No cenário de pandemia do novo coronavírus, todos aprendemos a trabalhar remotamente, ainda que aos trancos e barrancos. Trabalho remoto, teletrabalho ou home office, aqui são tratados como equivalentes. E vieram para ficar!
Empresas de todos setores e tamanhos precisaram adaptar suas dinâmicas de trabalho às exigências do isolamento social. Sem outras opções, adotaram o trabalho remoto, que até então existia em diferentes proporções e situações para 51% das companhias brasileiras.
Foi realizada uma pesquisa pelo PROGEP - FIA Business School, entre março e maio de 2020, com mais de 140 empresas. Os resultados mostraram que empresas de diferentes portes ampliaram significativamente a atuação em home office: 46% para parte e 28% para a maior parte dos cargos. Também identificou que quase metade das empresas da amostra promoveu adequações em sua infraestrutura para que as pessoas pudessem trabalhar dessa forma. As médias empresas foram as que mais realizaram alterações (52%).
Vejam um exemplo curioso: o Nubank enviou 500 cadeiras ergonômicas para funcionários em trabalho remoto. Estudo do Fórum Econômico Mundial mostrou que 98% dos respondentes gostariam de continuar trabalhando remotamente pelo resto de sua carreira, ao menos parte do tempo.
Outro anúncio que ganhou destaque foi o da XP, que não só estendeu a vigência do home office até o fim do ano como também considera torná-lo permanente. Deve construir uma sede no interior de São Paulo, batizada de Villa XP, e adotar o trabalho remoto para sempre. A inspiração são as empresas do Vale do Silício e a nova sede será uma misto de campus universitário e resort, para onde os funcionários não terão que ir todos os dias. Será um espaço de convivência, declarou a gerente de gente e gestão da empresa.
O novo regime de trabalho catalisa uma tendência já perceptível anteriormente. Segundo um executivo do Banco do Brasil: "Não se pode mais medir a produção do funcionário pelo período que ele fica no escritório".

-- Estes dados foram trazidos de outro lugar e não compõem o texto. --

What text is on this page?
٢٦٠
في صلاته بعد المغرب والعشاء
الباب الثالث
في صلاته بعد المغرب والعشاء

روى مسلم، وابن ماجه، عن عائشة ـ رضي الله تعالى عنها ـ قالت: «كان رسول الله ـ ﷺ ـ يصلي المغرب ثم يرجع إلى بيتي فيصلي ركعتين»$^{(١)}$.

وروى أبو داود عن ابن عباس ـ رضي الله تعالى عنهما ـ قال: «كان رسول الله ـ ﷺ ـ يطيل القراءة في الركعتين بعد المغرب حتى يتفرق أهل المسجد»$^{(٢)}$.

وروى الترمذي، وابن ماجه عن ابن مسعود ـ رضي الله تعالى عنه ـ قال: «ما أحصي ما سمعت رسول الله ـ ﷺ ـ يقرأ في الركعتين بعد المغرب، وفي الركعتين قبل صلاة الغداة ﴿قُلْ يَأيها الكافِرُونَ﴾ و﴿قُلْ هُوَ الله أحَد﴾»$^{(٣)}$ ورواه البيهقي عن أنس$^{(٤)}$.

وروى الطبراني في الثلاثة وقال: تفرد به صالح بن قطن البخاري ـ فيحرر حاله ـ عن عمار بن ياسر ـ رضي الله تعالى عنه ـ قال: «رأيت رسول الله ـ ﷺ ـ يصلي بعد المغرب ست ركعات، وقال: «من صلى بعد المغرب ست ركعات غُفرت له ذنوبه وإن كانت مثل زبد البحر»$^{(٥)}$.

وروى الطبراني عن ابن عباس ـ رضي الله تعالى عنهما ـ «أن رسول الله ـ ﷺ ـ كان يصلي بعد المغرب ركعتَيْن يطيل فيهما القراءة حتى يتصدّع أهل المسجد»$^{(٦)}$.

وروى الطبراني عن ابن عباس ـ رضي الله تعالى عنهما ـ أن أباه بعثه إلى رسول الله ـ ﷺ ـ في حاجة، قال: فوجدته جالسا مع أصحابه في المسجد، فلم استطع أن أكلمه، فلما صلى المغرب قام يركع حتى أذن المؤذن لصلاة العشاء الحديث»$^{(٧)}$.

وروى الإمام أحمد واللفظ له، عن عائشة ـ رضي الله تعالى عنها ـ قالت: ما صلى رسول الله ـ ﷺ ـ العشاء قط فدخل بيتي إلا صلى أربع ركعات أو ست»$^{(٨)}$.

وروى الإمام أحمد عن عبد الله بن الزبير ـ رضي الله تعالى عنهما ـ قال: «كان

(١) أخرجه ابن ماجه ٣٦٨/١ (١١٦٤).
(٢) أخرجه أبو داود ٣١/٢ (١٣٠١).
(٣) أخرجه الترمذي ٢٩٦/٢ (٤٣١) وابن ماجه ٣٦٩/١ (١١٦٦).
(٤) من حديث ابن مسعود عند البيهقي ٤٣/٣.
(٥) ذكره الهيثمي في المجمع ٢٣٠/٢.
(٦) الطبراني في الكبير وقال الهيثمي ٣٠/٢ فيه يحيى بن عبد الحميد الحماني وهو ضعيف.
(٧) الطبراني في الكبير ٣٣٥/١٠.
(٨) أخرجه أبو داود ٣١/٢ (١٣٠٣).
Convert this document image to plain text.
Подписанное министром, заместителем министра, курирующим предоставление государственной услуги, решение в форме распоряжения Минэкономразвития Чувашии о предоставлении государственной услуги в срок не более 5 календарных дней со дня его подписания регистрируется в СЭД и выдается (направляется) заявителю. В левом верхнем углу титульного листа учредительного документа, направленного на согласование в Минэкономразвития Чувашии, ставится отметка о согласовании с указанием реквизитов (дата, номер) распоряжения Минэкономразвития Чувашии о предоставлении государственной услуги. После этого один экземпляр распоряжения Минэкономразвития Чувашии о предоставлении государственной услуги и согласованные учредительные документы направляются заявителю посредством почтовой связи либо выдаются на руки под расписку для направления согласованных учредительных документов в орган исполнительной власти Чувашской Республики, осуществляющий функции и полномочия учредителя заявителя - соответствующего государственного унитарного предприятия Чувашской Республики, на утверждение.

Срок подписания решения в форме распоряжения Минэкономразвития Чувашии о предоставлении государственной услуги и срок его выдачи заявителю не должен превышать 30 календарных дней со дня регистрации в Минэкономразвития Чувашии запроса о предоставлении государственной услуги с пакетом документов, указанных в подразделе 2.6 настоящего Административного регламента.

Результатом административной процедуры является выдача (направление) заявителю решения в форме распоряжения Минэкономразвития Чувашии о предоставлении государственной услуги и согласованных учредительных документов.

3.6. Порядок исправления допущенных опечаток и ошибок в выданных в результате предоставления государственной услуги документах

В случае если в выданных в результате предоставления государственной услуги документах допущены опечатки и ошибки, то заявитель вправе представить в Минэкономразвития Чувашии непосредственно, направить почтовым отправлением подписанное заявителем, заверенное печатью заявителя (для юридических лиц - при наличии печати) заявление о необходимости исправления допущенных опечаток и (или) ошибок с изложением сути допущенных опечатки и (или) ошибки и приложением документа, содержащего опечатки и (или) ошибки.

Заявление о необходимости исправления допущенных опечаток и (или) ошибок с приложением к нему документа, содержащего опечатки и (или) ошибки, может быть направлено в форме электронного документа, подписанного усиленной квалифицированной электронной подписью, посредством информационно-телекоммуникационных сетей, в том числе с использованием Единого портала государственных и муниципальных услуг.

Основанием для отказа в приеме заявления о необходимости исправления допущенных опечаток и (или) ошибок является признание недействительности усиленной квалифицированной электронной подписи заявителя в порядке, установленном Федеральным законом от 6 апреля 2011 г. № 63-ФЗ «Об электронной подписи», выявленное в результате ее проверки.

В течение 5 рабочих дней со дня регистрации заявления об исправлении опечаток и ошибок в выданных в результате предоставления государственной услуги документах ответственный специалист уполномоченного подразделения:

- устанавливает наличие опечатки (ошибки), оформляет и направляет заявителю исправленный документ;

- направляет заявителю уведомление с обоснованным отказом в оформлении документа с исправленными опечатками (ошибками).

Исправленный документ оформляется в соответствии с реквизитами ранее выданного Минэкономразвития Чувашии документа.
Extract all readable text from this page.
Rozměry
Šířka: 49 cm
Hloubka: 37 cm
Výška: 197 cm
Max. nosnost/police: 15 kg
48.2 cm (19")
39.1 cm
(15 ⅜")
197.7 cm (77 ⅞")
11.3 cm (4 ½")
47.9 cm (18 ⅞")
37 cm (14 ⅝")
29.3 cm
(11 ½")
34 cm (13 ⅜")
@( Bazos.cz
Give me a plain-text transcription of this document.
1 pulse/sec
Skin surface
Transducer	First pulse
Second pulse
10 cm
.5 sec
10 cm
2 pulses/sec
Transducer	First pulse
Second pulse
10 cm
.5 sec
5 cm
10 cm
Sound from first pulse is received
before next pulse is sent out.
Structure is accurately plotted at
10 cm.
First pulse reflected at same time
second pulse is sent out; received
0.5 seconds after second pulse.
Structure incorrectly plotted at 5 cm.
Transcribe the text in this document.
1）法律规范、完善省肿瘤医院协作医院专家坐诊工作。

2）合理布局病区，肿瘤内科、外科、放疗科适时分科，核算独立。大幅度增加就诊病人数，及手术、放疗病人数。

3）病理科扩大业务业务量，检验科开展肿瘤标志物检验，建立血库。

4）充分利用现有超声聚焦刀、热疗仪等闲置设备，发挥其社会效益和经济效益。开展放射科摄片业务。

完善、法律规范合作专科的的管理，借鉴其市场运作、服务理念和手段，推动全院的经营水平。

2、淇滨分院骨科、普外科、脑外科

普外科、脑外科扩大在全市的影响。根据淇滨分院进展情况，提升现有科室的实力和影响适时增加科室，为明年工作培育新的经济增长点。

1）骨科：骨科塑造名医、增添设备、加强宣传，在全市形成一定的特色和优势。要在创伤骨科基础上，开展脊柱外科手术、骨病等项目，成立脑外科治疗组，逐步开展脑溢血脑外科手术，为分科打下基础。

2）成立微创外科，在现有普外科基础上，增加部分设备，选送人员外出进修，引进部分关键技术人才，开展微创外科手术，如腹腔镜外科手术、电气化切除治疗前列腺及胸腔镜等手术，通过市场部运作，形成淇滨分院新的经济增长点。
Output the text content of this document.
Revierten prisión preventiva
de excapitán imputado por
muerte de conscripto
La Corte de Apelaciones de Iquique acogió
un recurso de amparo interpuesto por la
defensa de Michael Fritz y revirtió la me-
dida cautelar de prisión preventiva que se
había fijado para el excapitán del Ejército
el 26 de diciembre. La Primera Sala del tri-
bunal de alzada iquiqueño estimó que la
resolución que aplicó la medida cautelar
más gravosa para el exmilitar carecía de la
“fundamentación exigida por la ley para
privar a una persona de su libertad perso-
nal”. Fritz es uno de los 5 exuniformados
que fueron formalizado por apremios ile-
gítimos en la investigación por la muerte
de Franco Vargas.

O home office certamente irá requerer novas competências, tanto dos líderes quanto dos funcionários. Definitivamente, não caberá mais o estilo "supervisão cerrada", um dos pilares da Administração Científica estabelecida por Taylor.
Tornou-se clássico o artigo "Fordismo, Toyotismo e Volvismo: os Caminhos da Indústria em Busca do Tempo Perdido", publicado em 1992, na Revista de Administração de Empresas da EAESP-FGV. Nele, o Prof. Thomaz Wood, Jr. traça uma linha evolutiva cruzando os três "ismos" e fornece uma visão do processo de transformação da indústria no século 20, destacando sua preocupação sobre como seria a organização do futuro. Em pleno século 21, na realidade brasileira, temos práticas de gestão que ilustram do Fordismo ao Volvismo, com os estilos de liderança e perfil de trabalhadores por eles tipificados.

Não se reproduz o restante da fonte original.